Quant aux monuments proprement dits, nulle part on ne rencontre davantage de ces belles églises du moyen âge, témoignage de la piété, de la science et du goût de cette forte époque. Ici la cathédrale de Dol, du meilleur temps de l'art gothique, du XIIIe siècle, imposante par sa masse, sa grandeur, la noble simplicité de ses ornements, l'harmonie de ses proportions ; le granit de ses tours a pris, par la suite des siècles, à l'air de la mer, une couleur de rouille, on les dirait bâties de fer ; là, Tréguier et ses boiseries exquises, bancs, autels, stalles, lutrin en chêne noir et brillant, découpés d'un dessin net et fin, avec une inépuisable variété ; pas un balustre qui se ressemble ; il y a de quoi fournir des modèles à tous les sculpteurs de notre temps ; plus loin, Saint-Pol de Léon et sa flèche de granit, audacieuse et svelte, prodige d'équilibre, inébranlable, ceinte de galeries à jour comme de gracieuses couronnes, élançant au ciel ses clochetons aux pointes aiguës, toute découpée, aérienne, un des joyaux de la Bretagne, et que les Bretons nomment avec un légitime orgueil ; et le Folgoat, un petit village inconnu, au nord de Brest, perdu à l'extrémité de la presqu'île, il faut se détourner de toute route pour le trouver ; mais dans ce pauvre village, deux princes bretons, le duc Jean III et la duchesse Anne, ont construit une église royale, y accumulant tout ce que l'art gothique en sa floraison la plus riche, uni aux caprices les plus ingénieux de la Renaissance, a imaginé de plus délicat et de plus éclatant : portraits sculptés, statues d'un beau style, où déjà se reflète l'antiquité, chœur ogival tout ciselé, et un jubé (on sait combien sont devenus rares ces gracieux et originaux monuments du catholicisme), un jubé de dentelle, où trèfles, rosaces, rinceaux, sont taillés du ciseau le plus ferme dans un granit bleu indestructible. Le marteau de la Révolution n'a détaché que des fragments insignifiants de ces belles pierres si purement travaillées. Après avoir résisté aux folles passions des hommes, elles semblent pouvoir défier le temps.
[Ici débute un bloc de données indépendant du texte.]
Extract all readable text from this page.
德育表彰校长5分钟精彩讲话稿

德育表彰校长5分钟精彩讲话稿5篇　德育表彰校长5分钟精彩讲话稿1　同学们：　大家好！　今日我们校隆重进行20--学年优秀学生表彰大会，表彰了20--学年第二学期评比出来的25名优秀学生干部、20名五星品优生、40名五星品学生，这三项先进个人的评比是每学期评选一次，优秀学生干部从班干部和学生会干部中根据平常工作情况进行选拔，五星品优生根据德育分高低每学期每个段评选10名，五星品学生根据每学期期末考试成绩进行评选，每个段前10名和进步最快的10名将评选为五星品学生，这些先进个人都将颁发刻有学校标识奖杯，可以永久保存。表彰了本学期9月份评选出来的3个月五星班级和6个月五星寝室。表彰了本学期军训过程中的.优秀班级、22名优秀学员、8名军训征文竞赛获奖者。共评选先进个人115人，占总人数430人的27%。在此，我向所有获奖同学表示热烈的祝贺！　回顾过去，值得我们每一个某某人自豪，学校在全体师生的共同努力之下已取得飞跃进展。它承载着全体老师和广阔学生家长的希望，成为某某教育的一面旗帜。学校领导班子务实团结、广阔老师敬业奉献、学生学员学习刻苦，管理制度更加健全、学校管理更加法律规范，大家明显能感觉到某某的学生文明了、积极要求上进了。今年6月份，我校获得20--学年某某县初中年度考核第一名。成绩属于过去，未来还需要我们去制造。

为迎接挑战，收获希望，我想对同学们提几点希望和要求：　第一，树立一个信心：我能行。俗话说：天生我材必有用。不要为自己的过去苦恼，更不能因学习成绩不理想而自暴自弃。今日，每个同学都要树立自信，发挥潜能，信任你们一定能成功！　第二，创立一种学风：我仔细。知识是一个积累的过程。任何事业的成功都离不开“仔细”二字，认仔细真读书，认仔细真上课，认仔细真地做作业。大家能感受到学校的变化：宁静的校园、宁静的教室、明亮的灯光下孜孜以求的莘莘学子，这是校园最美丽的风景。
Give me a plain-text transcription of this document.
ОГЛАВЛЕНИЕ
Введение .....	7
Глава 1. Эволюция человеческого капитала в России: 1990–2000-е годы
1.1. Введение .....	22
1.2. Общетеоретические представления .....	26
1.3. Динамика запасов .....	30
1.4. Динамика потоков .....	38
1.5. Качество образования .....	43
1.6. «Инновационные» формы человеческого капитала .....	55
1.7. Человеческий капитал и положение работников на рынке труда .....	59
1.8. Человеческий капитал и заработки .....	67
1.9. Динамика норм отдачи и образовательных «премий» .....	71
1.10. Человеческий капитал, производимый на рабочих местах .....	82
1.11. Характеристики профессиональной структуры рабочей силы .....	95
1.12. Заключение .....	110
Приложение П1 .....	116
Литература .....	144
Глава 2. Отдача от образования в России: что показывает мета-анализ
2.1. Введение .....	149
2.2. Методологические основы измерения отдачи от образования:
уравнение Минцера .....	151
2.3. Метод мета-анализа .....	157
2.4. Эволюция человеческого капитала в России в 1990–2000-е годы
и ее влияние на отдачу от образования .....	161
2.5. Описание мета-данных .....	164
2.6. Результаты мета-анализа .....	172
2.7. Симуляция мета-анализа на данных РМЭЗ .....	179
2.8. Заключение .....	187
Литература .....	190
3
Il faudrait dire aussi les clochers de formes si variées, les clochers à pans coupés de la Renaissance, de la Roche-Maurice-lès-Landerneau, de Landivisiau, de Ploaré, de Pontcroix, de Roscoff, accostés de petits et légers clochetons et ornés de balustrades à deux étages, comme les minarets de l'Orient ; les flèches élevées le long des côtes, celle de Tréguier, par exemple, percée à jour pour laisser passer les grands vents de la mer, constellée de croix, de roses, de petites fenêtres, de croisillons, d'étoiles, comme un chapeau de magicien. Puis, les bénitiers exprimant toujours le caractère de l'époque : à Dinan, dans une église du XIIe siècle, une cuve massive, énorme, que quatre chevaliers armés de toutes pièces supportent de leurs larges gantelets de fer ; car le XIIe siècle est le temps des croisades, de la chevalerie au service du Christ[1]. Dans une église du XVe siècle, au contraire, à Quimper, une élégante petite colonnette, autour de laquelle s'enroule une fine guirlande de pampres, et au-dessus, un ange qui ploie ses ailes comme s'il descendait du ciel et se venait poser au bord de la coupe d'eau consacrée. Ou bien, et inspirés par un sentiment plus chrétien encore, les bénitiers extérieurs, si communs dans toute la Bretagne, et dont les plus remarquables sont à Landivisiau, à Morlaix, à Quimperlé ; le bénitier intérieur n'est qu'un accessoire ; le bénitier extérieur, isolé en avant de la porte, a une signification plus précise : il dit où l'on va entrer, il sollicite un premier mouvement de l'âme : le chrétien, en avançant la main vers le vase bénit, s'arrête, son cœur se recueille et se prépare. Les architectes bretons ont bien compris cette grave pensée de la religion : les bénitiers extérieurs sont de véritables monuments, des sortes de petites chaires, le bassin décoré d'emblèmes, de symboles, de têtes d'anges enveloppées de leurs ailes ; le dais élancé, ciselé, d'où pendent les pointes effilées d'une broderie de granit, et, sous le dais, debout, toujours la Vierge souriante, qui semble inviter le fidèle à entrer dans la maison de la prière.